Les gendarmes, après avoir vérifié qu’il n’y avait aucun souci, aucun contentieux, que tout se réglerait par les assurances si besoin était, nous saluent et nous abandonnent. Nous voilà partis pour notre dernier aller et retour sur ce terrain. Les pompiers nous quittent aussi, leur curiosité pour le démontage apparemment émoussée, le reste n’est que de routine : le gamin assis dans le planeur, fier comme Artaban, Tanguy et Laverdure à lui tout seul, le retour en tenant l’aile [6], le démontage classique et sans surprise. Après les quelques poignées de main de rigueur (il y avait quelques curieux supplémentaires), nous finissons par apprendre, à mots couverts, qu’un vieux différend oppose le capitaine des pompiers au paysan, une solide dispute dont plus personne, comme à l’accoutumée, ne connaît les tenants ni les aboutissants, et que l’incident a donné lieu à un superbe prétexte à l’un pour rouler sur les terres et détériorer les cultures de l’autre, ça expliquerait en bonne partie le zèle à me porter secours. J’ai cru comprendre aussi que le souci principal semblait de tenter de faire peser la responsabilité des dégâts sur les sauveteurs trop enthousiastes, ou leur chef, mais ça paraissait difficilement possible : le primum movens de l’affaire, c’était quand même le planeur au milieu du champ. Je suis repassé par là en vol trois ou quatre semaines plus tard : les dégâts n’y étaient plus apparents, les ornières n’étaient plus visibles, la végétation avait repris ses droits…

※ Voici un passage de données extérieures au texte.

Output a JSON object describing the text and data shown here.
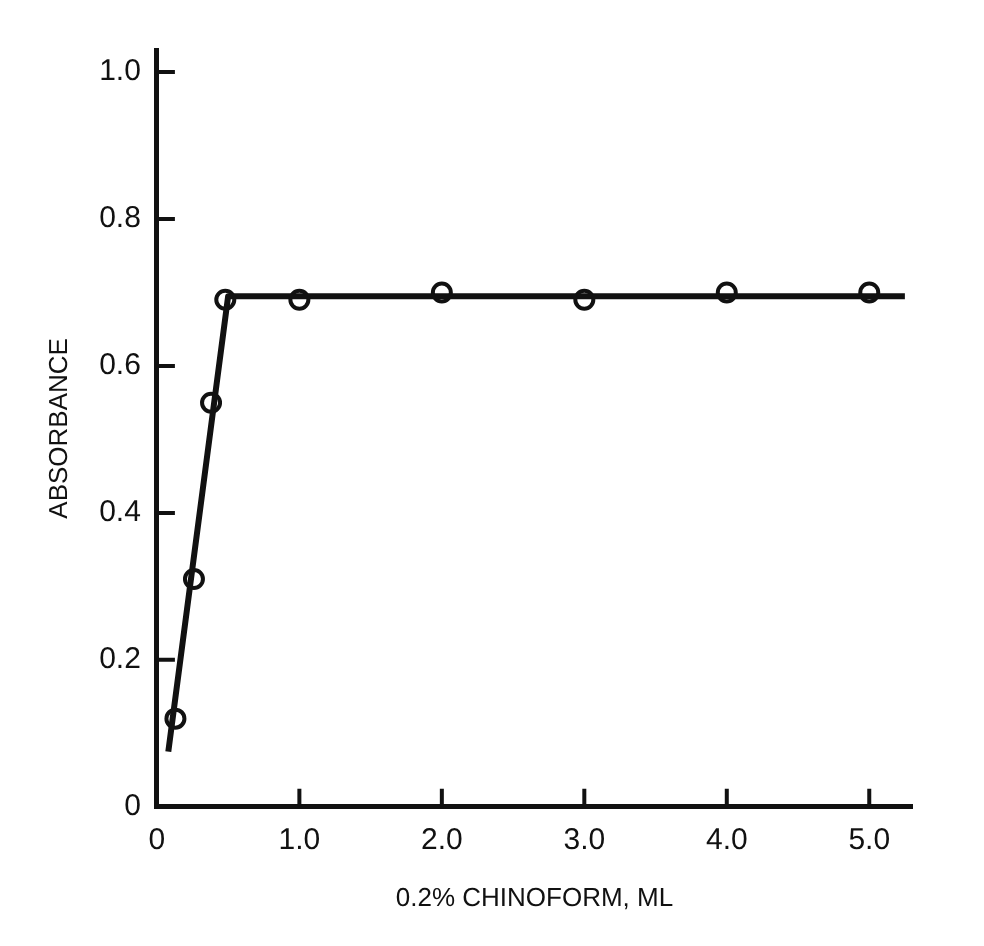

La suite du dévachage est anecdotique, banale. Ce n’est qu’en calculant que j’avais parcouru onze fois la longueur, soit 7,7 km dans le champ,sur de la terre meuble, que je me suis expliqué la fatigue ressentie, et que je me suis juré, mais un peu tard, que je m’arrangerais pour me poser, la prochaine fois, beaucoup plus près du chemin d’accès.
OooOOOooo
-1 La vache, dans le langage vernaculaire vélivole, ou plus simplement dit dans l'argot aéronautique du pilote de planeur, est un atterrissage hors aérodrome. Par définition, c'est interdit, sauf en cas de force majeure (la réglementation s'est assouplie pour les ULM). Du point de vue administratif, c'est une catastrophe aérienne avec tout ce que ça comporte de formalités (entre autres, informer la gendarmerie). Par convention, quand il n'y a aucun dommage matériel ni corporel, le Bureau Enquêtes et Accidents ne se saisit pas du dossier.
-2 VERDO, STVBCR (Si Tout Va Bien Continue Roger) Formules mnémotechniques pour les actions à effectuer pour l'atterrissage (Sangles à resserrer, Train sorti, Volets baissés, Ballasts vidés, Compensateur, Radio message d'info) et le choix d'un champ (Vent, État de surface, Relief, Dimensions, Obstacles).
-3 Les landings sont des volets de courbure qui creusent le profil de l'aile et augmentent donc sa portance. On les sort dans le but de diminuer la vitesse en spirale pour en réduire le diamètre (un cran), ou en configuration d'atterrissage pour descendre sans augmenter la vitesse (deux crans).
-4 En compétition, la procédure est d'abord d'informer l'organisateur (sécurité, classement), et seulement ensuite l'équipe d'assistance (parfois une seule personne) qui viendra avec la remorque. Deux personnes (dont le pilote) suffisent pour démonter et « mettre en boîte » la plupart des planeurs.
-5 Le carnet de route est un document sur lequel sont notés tous les vols de la machine, il est accompagné du certificat d'immatriculation (équivalent à la carte grise d'une automobile) et doit être présent à bord.
-6 Quand on le peut, on amène la remorque devant la nez du planeur. En l'occurrence, on a préféré ramener le planeur en le tirant avec la voiture jusqu'à l'entrée du champ.